Nur ein Bruchteil der potentiellen Extremisten erfasst
Zahlen in dem Dokument zeigen, wie schlecht die grenzübergreifende Fahndung nach Terroristen in Europa funktioniert. Die «Focal Point Travellers»-Datenbank, in der Söldner des IS und anderer Syrienkämpfer in Europa auflistet, enthielt im Dezember 2015 gerade mal 2100 Namen. Europol geht aber von 5000 potenziell gewaltbereiten Extremisten in Europa aus.
Für Europas Versagen gibt es kein besseres Beispiel als die verheerenden Anschläge in Paris vom vergangenen November: Diese hatten die Terroristen in Belgien geplant, und es war ihnen offensichtlich möglich, ihre Aktivitäten über die Grenze hinweg auszuführen.
Frankreich beklagte darauf, dass man «keinerlei Information» von den Sicherheitsbhörden anderer EU-Staaten zum Drahtzieher Abdelhamid Abaaoud erhalten habe und dies, obwohl dieser sich offenbar in mehreren europäischen Ländern bewegte und auch kontrolliert wurde.

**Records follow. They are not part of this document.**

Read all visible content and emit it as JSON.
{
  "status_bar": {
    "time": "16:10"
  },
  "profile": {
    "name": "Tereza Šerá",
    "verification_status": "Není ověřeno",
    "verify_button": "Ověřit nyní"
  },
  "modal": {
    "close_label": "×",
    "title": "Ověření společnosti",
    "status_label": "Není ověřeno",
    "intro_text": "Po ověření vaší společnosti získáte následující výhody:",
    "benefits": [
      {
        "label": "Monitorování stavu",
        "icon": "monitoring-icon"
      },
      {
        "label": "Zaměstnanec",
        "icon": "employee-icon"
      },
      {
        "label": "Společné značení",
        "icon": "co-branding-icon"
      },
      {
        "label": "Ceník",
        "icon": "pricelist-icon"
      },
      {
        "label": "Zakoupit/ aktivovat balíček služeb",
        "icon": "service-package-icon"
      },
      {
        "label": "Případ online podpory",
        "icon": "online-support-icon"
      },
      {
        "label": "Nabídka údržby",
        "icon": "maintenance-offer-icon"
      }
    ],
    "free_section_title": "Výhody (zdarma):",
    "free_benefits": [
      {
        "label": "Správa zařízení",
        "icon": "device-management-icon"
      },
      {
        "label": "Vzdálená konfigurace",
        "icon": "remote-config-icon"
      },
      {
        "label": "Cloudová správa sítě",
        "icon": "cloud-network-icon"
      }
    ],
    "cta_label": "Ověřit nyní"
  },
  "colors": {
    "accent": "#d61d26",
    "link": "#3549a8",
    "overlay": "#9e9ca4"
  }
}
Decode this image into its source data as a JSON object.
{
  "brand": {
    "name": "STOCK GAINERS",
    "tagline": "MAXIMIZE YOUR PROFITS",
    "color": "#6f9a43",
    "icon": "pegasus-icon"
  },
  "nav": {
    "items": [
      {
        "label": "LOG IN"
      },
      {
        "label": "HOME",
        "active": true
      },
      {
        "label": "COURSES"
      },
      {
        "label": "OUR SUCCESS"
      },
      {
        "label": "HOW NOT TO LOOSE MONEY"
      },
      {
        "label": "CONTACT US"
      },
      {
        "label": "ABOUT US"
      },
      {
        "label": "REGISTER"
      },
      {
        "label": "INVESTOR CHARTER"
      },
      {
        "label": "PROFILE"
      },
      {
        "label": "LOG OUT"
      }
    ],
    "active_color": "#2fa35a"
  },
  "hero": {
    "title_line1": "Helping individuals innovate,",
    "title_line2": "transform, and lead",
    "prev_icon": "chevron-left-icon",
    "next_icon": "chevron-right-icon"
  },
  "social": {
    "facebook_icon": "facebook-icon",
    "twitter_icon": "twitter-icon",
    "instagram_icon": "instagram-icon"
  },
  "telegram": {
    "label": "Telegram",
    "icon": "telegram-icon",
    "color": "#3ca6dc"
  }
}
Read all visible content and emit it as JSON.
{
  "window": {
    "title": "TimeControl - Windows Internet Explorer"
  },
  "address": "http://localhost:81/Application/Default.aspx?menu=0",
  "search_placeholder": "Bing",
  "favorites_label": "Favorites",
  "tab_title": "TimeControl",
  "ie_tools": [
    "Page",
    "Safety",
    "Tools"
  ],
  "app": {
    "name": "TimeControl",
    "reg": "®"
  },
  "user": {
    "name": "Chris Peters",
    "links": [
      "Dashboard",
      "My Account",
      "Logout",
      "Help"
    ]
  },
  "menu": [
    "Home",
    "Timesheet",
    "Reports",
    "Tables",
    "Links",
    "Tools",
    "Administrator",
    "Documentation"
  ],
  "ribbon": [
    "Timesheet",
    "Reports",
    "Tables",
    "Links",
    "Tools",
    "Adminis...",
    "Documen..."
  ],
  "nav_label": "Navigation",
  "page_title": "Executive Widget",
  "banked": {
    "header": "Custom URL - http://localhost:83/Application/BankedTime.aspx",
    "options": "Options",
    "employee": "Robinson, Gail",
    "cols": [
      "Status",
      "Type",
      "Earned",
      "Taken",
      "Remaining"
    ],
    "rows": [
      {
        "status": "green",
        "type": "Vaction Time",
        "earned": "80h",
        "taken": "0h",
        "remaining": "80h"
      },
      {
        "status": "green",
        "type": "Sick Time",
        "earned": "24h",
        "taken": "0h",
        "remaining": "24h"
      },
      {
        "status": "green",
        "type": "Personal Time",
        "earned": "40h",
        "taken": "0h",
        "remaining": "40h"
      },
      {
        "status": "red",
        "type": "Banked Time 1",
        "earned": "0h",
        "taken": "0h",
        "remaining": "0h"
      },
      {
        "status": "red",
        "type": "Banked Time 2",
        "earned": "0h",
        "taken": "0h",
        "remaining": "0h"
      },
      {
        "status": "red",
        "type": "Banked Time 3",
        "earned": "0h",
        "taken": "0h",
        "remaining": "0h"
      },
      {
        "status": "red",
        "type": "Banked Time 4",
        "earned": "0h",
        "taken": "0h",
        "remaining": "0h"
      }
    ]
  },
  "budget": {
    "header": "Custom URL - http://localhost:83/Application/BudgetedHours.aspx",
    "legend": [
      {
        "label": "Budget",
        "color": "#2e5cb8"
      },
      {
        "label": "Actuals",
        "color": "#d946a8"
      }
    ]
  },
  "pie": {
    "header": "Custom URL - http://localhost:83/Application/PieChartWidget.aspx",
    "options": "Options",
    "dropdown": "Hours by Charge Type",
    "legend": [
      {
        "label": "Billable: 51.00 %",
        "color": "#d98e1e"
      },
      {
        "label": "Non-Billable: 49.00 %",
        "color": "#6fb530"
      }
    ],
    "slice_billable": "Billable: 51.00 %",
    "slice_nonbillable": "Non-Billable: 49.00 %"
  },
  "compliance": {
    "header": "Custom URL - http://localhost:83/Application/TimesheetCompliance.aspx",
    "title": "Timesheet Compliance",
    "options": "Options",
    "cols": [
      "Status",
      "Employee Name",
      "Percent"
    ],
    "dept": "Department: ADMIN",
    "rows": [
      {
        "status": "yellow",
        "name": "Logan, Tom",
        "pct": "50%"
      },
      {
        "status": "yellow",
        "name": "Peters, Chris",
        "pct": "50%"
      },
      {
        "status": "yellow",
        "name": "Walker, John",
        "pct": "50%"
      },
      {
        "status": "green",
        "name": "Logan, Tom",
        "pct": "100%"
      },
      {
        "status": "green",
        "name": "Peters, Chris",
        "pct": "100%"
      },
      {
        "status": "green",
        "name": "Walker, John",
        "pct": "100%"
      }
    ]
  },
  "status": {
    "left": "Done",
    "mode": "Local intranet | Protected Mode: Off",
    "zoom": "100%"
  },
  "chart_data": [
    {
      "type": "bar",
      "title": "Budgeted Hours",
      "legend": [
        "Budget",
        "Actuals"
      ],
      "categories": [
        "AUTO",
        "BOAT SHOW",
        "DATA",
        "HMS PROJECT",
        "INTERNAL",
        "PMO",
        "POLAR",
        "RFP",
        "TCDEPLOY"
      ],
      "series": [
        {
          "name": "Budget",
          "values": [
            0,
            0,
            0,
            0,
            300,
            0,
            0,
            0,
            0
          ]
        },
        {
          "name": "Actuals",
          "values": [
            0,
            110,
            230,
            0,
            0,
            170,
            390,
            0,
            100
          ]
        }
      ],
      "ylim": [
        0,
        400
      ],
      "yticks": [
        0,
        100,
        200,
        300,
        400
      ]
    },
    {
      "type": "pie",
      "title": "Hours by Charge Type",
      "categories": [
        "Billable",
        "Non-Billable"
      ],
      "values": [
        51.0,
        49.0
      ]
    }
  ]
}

Einige der Pariser Attentäter waren zudem dem belgischen Geheimdienst bekannt, ohne dass die französischen Kollegen davon erfahren hätten.
Belgien vom EU-Rat ermahnt
Belgien hat sich nicht wie ein Musterschüler verhalten – das zeigen weitere Ratsdokumente, die sich direkt an den Staat richten. Gemäss orf.at handeln alle vom Thema Datenaustausch und polizeiliche Zusammenarbeit.
In der Ratsempfehlung an Belgien vom 24. November 2015 etwa wird das Land aufgefordert, die bei der Evaluation des Schengen-Systems im Jahr 2015 identifizierten Schwachstellen «im kürzesten möglichen Zeitrahmen» zu beseitigen. Zudem empfiehlt der Rat Belgien, «ein erweitertes bilaterales Abkommen mit Frankreich» abzuschliessen, um die «Effizienz von Alarmfahndungen zu erhöhen.»
Noch diese Woche wollen sich die Sicherheits-Minister der EU-Staaten bei einem Sondertreffen zusammenfinden, wie sie es schon nach den Anschlägen auf «Charlie Hebdo» und in der Pariser Innenstadt getan haben. An Gesprächsthemen wird es ihnen nicht mangeln. (rey)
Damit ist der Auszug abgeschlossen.